Die erste Forderung muss sicher erfüllt sein, wenn synchronisierte Uhren auch synchronisiert bleiben sollen. Sie ist offensichtlich nur von Uhren erfüllbar, die relativ zueinander ruhen! Die zweite Forderung (sie wird auch 'round trip axiom' genannt) garantiert, dass die Lichtgeschwindigkeit richtungsunabhängig ist. Die beiden Axiome zusammen sind notwendig und hinreichend dafür, dass ein Satz von Uhren synchronisiert werden kann.

Da wir das Postulat der Isotropie des Raumes in B3 ohnehin benötigen, soll es schon an dieser Stelle in die SRT eingeführt werden. Seine operationelle Formulierung findet es also im 'round trip axiom'.

In einem Inertialsystem kann man also an beliebigen Orten Uhren haben, die alle im obigen Sinne synchronisiert sind. Den Zeitpunkt eines Ereignisses messen heisst dann, den Uhrenstand auf einer solchen synchronisierten Uhr am Ort des Geschehens abzulesen. Damit gelangt man zu einer hardwaremässigen Vorstellung eines Inertialsystems, wie sie in [11-37] dargestellt ist:

  

 Was sieht man in diesem Gerüst von Uhren auf dem Zifferblatt einer weit entfernten Uhr ??

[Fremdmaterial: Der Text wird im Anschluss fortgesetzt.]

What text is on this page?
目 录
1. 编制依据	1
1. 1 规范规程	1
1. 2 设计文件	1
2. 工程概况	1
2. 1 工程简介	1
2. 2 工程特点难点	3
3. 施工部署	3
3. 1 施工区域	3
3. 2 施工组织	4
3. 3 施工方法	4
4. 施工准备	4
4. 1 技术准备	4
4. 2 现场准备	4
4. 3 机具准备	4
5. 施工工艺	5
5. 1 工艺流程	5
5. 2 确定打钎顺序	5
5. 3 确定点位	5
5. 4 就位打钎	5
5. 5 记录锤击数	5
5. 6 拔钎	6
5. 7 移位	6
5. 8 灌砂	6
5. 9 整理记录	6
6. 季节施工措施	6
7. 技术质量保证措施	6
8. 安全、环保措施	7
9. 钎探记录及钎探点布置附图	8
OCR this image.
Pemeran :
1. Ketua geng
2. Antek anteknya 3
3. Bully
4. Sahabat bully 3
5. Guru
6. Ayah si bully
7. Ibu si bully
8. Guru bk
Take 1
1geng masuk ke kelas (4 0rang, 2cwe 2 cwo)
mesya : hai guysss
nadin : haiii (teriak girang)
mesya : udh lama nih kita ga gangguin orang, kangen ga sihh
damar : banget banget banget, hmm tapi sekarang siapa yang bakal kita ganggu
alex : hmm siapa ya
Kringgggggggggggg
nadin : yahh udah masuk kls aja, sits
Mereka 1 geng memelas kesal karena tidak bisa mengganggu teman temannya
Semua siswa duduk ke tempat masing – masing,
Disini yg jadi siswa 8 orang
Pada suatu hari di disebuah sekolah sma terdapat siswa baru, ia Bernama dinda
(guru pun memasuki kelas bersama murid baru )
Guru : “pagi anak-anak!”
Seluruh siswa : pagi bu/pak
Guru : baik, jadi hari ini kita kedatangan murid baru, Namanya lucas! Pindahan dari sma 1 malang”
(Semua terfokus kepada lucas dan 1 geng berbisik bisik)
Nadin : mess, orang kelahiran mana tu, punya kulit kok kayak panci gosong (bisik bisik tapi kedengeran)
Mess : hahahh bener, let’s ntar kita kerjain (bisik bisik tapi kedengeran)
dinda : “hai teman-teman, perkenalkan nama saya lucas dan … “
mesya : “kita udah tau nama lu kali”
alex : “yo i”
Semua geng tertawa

Es zeigt sich, dass bei allen physikalischen Begriffen die drei Teile Definition, Masseinheit und Messmethode nie völlig zu trennen sind. Der Beitrag von Einstein zur Entwicklung der SRT ist eigentlich die Einsicht, dass dieser operationelle Zugang alle Schwierigkeiten ausräumt.


In einem Inertialsystem können wir also mit einer Zeit auskommen. Wir werden daher von der Zeit t in einem Inertialsystem sprechen dürfen. Verschiedene Inertialsysteme haben aber in der Regel verschiedene Chronologien für Ereignisse. Die Darstellung von Epstein [10-50ff] zeigt das sehr schön. Er betrachtet dazu eine interstellare Patroullie von drei Raumschiffen, die in konstantem Abstand hintereinander durch den Raum treiben:

 Es gibt ein Inertialsystem, in welchem die drei Raumschiffe ruhen. Ein Funkruf des Flaggschiffs erreicht in diesem Inertialsystem die anderen beiden Raumschiffe gleichzeitig (Movie-Streifen links, von unten nach oben zu lesen). Für einen Betrachter in einem Inertialsystem, in welchem sich diese Flotte bewegt, erreicht dagegen der Funkspruch das vorausfliegende Raumschiff später als das nachfolgende (Movie-Streifen rechts)! Dies ist eine unmittelbare Folge davon, dass sich der Funkspruch in jedem Inertialsystem in alle Richtungen mit der konstanten Geschwindigkeit c ausbreitet.
 

 

 

 

 

 

 

 

 

 

 

 

 

 

 

 

 


Der rechte Streifen ist allerdings quantitativ nicht ganz korrekt gezeichnet. c scheint hier etwas grösser zu sein als links, und vorallem bewegt sich die Flotte nicht gleichförmig, was man mit einem Lineal leicht prüfen kann.

 

Aus dem Postulat, dass c in jedem Koordinatensystem denselben konstanten Wert habe, dass sich Licht- oder Funksignale in jedem Inertialsystem mit derselben Geschwindigkeit in alle Raumrichtungen ausbreiten sollen, folgt also sofort, dass es nur innerhalb eines Inertialsystems Sinn macht zu sagen, dass zwei Ereignisse gleichzeitig stattfinden. Im Buch “La science et l’hypothèse” schreibt Poincaré schon 1902  :

“Es gibt keine absolute Zeit; wenn man sagt, dass zwei Zeiten gleich sind, so ist das eine Behauptung, welche an sich keinen Sinn hat und welche einen solchen nur durch Übereinkommen erhalten kann. Wir haben nicht nur keinerlei Anschauung von der Gleichheit zweier Zeiten, sondern wir haben nicht einmal diejenige von der Gleichzeitigkeit zweier Ereignisse, welche auf verschiedenen Schauplätzen vor sich gehen.”   [07-133]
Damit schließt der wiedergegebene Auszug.